The movie does have a mostly happy ending (except of course for poor Mrs. Thorwald), but there is that little twist at the end. Miss Torso is attached to a scrawny soldier who is more interested in the contents of her icebox than her bikini. Miss Lonelyhearts and the composer are brought together by music, at least in a friendly way (One can’t really imagine them becoming a couple). The couple with the dog have got a new puppy, the newlyweds are bickering. And Lisa is reading a book about climbing the Himalayas, at least until she is sure Jeff is asleep. Then she grabs her Harper’s Bizarre. Compromise is the name of the game.
Sound and vision: Nothing seen or heard in a Hitchcock movie is ever there by accident, and never more so than here, where Hitchcock had such close control of every aspect of production. Hitchcock had an all-star team on this movie, and they all worked together seamlessly. From Robert Burks’ cinematography, to Edith Head’s costumes, to Hal Pereira’s art direction and Franz Waxman’s music, every piece of the puzzle fit together perfectly.

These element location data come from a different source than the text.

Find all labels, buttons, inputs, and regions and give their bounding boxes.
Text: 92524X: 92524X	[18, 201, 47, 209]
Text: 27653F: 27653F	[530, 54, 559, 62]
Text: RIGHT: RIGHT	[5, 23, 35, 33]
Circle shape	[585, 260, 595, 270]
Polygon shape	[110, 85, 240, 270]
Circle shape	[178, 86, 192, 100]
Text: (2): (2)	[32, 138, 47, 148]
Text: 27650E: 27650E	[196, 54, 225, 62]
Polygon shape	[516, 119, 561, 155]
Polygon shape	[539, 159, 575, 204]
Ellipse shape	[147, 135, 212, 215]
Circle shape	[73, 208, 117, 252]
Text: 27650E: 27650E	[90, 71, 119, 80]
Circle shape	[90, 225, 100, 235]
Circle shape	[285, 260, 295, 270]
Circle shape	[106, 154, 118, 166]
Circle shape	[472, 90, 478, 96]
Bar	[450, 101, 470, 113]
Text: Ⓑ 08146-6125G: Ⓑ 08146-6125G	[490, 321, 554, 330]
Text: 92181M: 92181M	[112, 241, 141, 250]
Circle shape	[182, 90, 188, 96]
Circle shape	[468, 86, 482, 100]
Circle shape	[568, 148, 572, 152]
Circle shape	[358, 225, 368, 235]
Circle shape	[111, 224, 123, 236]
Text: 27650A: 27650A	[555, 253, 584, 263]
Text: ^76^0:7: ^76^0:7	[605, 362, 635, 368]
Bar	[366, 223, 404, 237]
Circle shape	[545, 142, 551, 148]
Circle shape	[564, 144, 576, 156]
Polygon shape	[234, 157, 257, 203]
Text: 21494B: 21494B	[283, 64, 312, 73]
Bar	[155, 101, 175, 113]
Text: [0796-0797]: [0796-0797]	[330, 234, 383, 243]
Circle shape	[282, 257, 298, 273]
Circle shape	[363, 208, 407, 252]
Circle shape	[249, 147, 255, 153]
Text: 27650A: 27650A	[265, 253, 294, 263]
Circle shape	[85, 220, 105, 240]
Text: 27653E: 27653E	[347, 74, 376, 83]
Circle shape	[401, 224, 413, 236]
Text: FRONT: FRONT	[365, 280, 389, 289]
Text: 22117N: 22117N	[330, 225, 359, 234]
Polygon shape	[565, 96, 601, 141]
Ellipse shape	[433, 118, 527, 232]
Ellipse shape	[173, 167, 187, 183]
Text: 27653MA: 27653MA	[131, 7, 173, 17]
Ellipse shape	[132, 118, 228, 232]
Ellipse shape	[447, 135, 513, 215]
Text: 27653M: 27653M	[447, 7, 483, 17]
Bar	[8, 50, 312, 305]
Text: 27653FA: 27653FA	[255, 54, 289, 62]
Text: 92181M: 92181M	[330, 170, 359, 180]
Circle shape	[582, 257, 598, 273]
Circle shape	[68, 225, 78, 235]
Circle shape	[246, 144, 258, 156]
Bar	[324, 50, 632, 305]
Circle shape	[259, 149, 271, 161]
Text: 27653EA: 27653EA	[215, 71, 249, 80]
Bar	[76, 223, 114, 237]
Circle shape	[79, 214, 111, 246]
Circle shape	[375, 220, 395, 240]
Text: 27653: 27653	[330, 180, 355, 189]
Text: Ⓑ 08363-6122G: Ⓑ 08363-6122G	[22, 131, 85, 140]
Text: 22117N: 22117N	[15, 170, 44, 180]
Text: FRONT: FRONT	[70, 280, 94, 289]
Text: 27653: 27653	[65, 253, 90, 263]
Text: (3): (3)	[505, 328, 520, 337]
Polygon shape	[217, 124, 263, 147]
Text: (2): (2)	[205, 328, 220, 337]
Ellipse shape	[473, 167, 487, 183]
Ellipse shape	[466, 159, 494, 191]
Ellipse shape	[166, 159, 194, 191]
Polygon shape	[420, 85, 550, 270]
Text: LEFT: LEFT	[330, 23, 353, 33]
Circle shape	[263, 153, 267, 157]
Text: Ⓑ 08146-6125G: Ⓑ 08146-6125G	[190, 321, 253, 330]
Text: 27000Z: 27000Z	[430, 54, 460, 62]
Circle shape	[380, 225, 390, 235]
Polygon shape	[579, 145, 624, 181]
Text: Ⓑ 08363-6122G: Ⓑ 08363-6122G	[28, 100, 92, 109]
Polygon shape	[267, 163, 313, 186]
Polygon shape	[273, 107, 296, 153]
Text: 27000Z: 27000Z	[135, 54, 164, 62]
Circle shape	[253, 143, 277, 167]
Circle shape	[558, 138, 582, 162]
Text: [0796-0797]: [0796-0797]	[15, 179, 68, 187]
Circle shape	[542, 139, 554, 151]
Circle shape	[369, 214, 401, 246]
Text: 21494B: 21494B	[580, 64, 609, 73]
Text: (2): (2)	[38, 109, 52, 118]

The above image is a good example of all of these technical elements working together.
Hitchcock also found many interesting ways to film the characters in Stewart’s apartment, without anything ever feeling staged.

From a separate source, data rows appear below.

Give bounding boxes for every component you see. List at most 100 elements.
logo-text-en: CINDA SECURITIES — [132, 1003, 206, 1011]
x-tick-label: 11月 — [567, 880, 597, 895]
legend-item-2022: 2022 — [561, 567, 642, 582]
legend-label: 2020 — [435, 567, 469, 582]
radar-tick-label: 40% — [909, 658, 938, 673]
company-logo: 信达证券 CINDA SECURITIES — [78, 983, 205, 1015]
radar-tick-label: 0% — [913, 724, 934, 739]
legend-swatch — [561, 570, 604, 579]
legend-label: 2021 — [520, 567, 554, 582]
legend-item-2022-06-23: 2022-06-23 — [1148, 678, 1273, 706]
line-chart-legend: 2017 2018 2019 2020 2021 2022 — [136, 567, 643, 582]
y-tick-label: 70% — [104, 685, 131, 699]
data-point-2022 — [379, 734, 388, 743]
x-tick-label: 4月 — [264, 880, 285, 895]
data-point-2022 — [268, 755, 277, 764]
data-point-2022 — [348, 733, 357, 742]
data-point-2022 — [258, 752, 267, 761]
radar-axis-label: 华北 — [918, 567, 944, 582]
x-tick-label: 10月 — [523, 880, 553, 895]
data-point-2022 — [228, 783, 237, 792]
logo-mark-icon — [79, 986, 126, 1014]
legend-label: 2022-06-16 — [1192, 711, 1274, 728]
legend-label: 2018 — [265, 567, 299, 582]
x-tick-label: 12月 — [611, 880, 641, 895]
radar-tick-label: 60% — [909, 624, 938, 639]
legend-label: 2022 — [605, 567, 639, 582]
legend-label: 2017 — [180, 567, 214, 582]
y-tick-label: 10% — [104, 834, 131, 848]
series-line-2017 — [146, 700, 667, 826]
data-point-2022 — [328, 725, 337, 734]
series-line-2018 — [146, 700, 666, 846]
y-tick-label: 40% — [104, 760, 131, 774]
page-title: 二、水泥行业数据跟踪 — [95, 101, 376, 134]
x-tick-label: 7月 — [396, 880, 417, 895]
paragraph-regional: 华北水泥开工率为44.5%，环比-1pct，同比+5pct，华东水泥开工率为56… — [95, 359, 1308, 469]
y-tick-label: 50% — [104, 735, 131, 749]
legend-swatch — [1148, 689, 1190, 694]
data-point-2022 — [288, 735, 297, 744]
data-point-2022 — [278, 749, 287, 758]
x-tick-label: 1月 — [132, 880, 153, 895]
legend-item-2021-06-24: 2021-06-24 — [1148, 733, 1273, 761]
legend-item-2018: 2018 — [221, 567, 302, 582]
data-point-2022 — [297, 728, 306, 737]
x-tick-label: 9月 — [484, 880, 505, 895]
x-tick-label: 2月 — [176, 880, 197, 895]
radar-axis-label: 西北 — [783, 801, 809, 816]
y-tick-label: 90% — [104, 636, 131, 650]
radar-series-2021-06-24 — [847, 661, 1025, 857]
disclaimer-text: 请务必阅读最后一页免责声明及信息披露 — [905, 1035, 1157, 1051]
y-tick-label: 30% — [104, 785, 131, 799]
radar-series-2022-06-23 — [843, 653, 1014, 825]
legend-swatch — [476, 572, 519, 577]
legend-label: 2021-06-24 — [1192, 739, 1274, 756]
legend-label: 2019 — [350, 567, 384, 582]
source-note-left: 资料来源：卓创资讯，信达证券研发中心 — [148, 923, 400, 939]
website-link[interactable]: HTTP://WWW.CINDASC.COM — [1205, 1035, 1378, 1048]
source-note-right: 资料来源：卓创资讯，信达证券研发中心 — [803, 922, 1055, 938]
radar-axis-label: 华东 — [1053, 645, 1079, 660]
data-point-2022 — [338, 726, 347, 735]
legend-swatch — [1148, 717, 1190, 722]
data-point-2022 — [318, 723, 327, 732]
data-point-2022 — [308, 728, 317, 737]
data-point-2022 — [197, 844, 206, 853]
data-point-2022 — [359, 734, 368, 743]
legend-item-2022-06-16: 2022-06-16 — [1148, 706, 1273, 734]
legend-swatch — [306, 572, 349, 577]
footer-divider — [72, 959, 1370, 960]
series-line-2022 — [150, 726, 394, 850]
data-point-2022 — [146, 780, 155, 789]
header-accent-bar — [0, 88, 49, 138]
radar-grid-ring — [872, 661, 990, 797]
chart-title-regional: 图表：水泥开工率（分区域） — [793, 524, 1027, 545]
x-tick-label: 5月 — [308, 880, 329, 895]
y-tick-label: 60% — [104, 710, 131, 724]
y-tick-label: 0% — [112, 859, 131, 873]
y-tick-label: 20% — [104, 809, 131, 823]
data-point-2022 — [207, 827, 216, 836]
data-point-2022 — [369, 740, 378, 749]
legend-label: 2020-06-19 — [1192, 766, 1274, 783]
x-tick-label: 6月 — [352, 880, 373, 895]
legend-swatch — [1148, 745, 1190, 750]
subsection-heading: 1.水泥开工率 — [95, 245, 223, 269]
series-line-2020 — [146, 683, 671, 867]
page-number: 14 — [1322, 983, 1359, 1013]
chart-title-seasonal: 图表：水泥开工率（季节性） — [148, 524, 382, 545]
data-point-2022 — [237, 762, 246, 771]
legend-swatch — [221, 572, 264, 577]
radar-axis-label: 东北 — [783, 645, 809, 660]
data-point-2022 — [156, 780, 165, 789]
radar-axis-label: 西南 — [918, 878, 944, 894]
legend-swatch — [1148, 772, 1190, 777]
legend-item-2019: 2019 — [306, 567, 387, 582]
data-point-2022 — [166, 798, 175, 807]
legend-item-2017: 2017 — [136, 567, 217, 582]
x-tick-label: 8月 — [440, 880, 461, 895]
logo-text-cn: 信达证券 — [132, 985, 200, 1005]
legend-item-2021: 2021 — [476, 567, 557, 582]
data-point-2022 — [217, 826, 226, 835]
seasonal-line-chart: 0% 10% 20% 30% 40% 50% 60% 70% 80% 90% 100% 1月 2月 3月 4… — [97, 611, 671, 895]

Lisa wears a pale green here, mirroring the green that Miss Lonelyhearts is wearing as she prepares to go out on the town. Here is what Hitchcock had to say about Miss Lonelyhearts color palette:
Miss Lonelyhearts always dressed in emerald green. To make sure that that came off, there was no other green in the picture, because we had to follow her very closely when she went across the street into the cafe. So I reserved that color for her.
The final scene with Detective Doyle, Jeff and Lisa plays out with long takes and very little cutting. Hitchcock has the actors keep moving around, and regrouping, so the shot composition is always engaging.

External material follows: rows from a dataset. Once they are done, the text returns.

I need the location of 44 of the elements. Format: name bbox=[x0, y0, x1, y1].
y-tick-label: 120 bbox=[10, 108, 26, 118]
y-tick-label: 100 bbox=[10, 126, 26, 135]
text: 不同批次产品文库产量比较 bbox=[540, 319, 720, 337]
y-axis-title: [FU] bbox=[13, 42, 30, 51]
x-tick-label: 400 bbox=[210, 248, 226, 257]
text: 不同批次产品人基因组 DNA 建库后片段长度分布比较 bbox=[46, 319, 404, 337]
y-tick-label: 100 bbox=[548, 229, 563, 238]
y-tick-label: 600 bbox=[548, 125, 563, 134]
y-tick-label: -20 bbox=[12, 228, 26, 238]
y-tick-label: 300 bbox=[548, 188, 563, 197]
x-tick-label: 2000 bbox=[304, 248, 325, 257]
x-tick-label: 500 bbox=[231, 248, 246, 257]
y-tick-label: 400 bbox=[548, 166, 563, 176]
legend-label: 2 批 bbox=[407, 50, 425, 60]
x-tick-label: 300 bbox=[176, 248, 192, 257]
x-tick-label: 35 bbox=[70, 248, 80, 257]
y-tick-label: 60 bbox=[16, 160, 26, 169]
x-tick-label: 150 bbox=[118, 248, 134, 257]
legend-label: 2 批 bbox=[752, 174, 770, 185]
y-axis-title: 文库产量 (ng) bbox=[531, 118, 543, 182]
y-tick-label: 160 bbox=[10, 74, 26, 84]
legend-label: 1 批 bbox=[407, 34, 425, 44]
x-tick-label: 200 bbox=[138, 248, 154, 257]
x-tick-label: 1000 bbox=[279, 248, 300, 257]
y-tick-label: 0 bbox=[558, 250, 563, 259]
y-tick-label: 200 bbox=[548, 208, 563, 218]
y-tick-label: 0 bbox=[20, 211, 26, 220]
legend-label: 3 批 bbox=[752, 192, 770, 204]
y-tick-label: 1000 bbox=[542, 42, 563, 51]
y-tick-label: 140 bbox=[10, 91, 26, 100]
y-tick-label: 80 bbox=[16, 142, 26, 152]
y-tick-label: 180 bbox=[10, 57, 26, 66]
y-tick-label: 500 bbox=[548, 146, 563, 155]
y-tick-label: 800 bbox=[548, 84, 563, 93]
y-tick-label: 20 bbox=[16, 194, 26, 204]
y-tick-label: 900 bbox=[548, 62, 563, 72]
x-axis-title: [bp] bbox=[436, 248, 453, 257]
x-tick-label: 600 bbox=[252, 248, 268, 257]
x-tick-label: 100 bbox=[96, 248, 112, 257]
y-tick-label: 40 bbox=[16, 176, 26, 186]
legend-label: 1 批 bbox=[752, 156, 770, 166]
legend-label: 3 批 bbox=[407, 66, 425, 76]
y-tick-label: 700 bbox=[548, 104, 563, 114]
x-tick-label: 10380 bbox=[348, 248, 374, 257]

One of the most overlooked aspects of this film is also one of its most brilliant, and that is the movie’s musical score. The score is diegetic; it is comprised of only music that exists in the narrative world of the film. It other words, all of the sounds we hear come to us from the open window of Jeff’s apartment; the songs are either on someone’s radio, or emanating from the composer’s apartment. And the songs all perfectly suit what is taking place on the screen. While Jeff is watching the newlyweds enter their apartment, we can hear an instrumental version of “That’s Amore”. When Miss Lonelyhearts is having dinner with her imaginary beau, the rather cruelly ironic song playing is Bing Crosby’s “To See You Is To Love You”. Later, when Miss Lonelyhearts crosses the street to the bar, we hear “Waiting For My True Love To Appear.” The greatest musical element, however, is the song “Lisa”, which we actually hear being composed as the movie progresses. In other words, the composer, in his apartment, is writing the movie’s score as we watch the movie. When Lisa first comes in Jeff’s apartment, we hear someone practicing scales. Obviously this is the warm up, before the real work begins. Then, over the course of a few scenes, we see the composer developing his song, culminating in the scene where both Lisa and Miss Lonelyhearts are captivated by the song. And finally, in the movie’s very last scene, we hear a recorded version of the song, which is named after Grace Kelly’s character.
Hitchcock thought that this idea of developing a song as the movie progressed was a failure. I disagree. I just think that the story is so strong, the music gets lost in the background. I would strongly encourage anyone who is a big fan of this movie to watch it again, focusing on the sound and music. You just might be amazed.